Been down out and out lately. Something triggered a sudden bout of depression, and excessive rumination.
When you are in this state of mind, nothing makes sense. Game collecting seems silly, in a
what are you doing with your life? kind of way. Just haven't been much for games lately. Even still, not selling - these copies will perish with me. Although I am as always pennyless, and desperately trying to save up for a much needed car. Games are lower priority.
I've contemplated
trimming the fat in my wishlist and collection goals by a lot, since I've lost drive. One thing I'm sure of, I'm throwing in the towel on collecting as far as new games, with the exception of first party Nintendo. Because I've come to the conclusion that I really don't have any interest in modern (current) games, I feel like modern games have outgrown me. Besides, I have more than enough games for one lifetime as it is.

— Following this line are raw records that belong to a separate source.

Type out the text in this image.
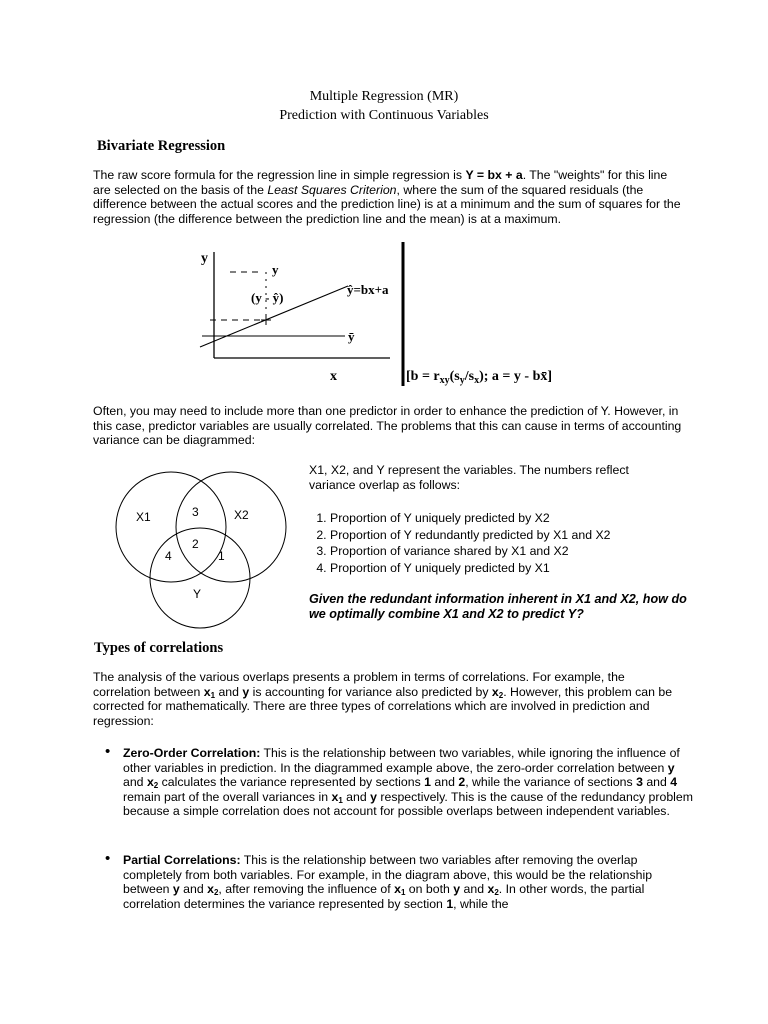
Multiple Regression (MR)
Prediction with Continuous Variables
Bivariate Regression
The raw score formula for the regression line in simple regression is Y = bx + a. The "weights" for this line are selected on the basis of the Least Squares Criterion, where the sum of the squared residuals (the difference between the actual scores and the prediction line) is at a minimum and the sum of squares for the regression (the difference between the prediction line and the mean) is at a maximum.
y
x
y
(y - ŷ)
ŷ=bx+a
ȳ
[$b = r_{xy}(s_y/s_x)$; a = y - bx̄]
Often, you may need to include more than one predictor in order to enhance the prediction of Y. However, in this case, predictor variables are usually correlated. The problems that this can cause in terms of accounting variance can be diagrammed:
X1	X2
Y
3
2
4	1
X1, X2, and Y represent the variables. The numbers reflect variance overlap as follows:
1. Proportion of Y uniquely predicted by X2
2. Proportion of Y redundantly predicted by X1 and X2
3. Proportion of variance shared by X1 and X2
4. Proportion of Y uniquely predicted by X1
Given the redundant information inherent in X1 and X2, how do we optimally combine X1 and X2 to predict Y?
Types of correlations
The analysis of the various overlaps presents a problem in terms of correlations. For example, the correlation between $x_1$ and y is accounting for variance also predicted by $x_2$. However, this problem can be corrected for mathematically. There are three types of correlations which are involved in prediction and regression:
• Zero-Order Correlation: This is the relationship between two variables, while ignoring the influence of other variables in prediction. In the diagrammed example above, the zero-order correlation between y and $x_2$ calculates the variance represented by sections 1 and 2, while the variance of sections 3 and 4 remain part of the overall variances in $x_1$ and y respectively. This is the cause of the redundancy problem because a simple correlation does not account for possible overlaps between independent variables.
• Partial Correlations: This is the relationship between two variables after removing the overlap completely from both variables. For example, in the diagram above, this would be the relationship between y and $x_2$, after removing the influence of $x_1$ on both y and $x_2$. In other words, the partial correlation determines the variance represented by section 1, while the
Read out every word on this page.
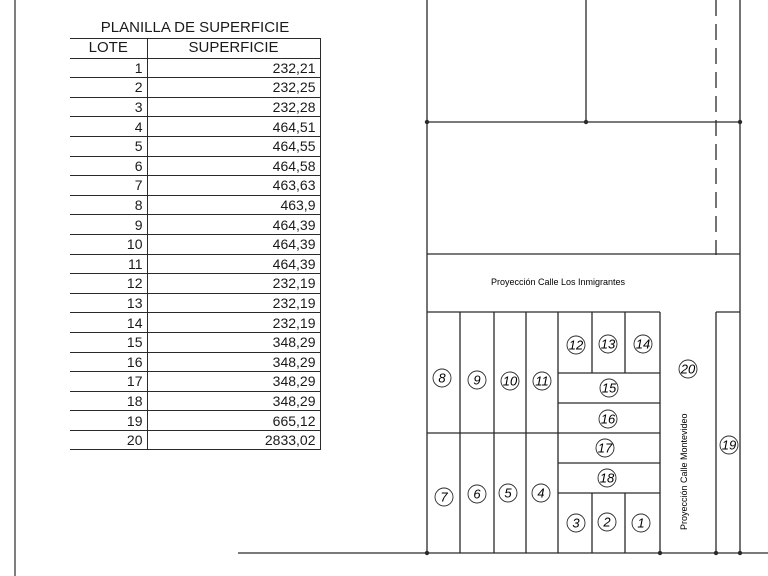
PLANILLA DE SUPERFICIE
LOTE	SUPERFICIE
1	232,21
2	232,25
3	232,28
4	464,51
5	464,55
6	464,58
7	463,63
8	463,9
9	464,39
10	464,39
11	464,39
12	232,19
13	232,19
14	232,19
15	348,29
16	348,29
17	348,29
18	348,29
19	665,12
20	2833,02
Proyección Calle Los Inmigrantes
Proyección Calle Montevideo
1
2
3
4
5
6
7
8 9 10 11
12 13 14
15
16
17
18
19
20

I know games/collecting shouldn't feel like any sort of obligation, but it does. I've invested so much into this stuff, and I want to "finish" it in a way that makes sense to me. You know? I don't want to just quit, but I do have this yearning to sort-of move on / close a chapter. This stuff is great, but it doesn't define me. It's not what I was meant to spend all my time on Earth doing, and to be honest for a long time it has seemed that way.
Sorry to be a total buzz kill, my mind is just zapped right now. Has been for several weeks. Trying to get back into a pattern of doing more than lying around, trying to figure out what it is I'm "supposed to do".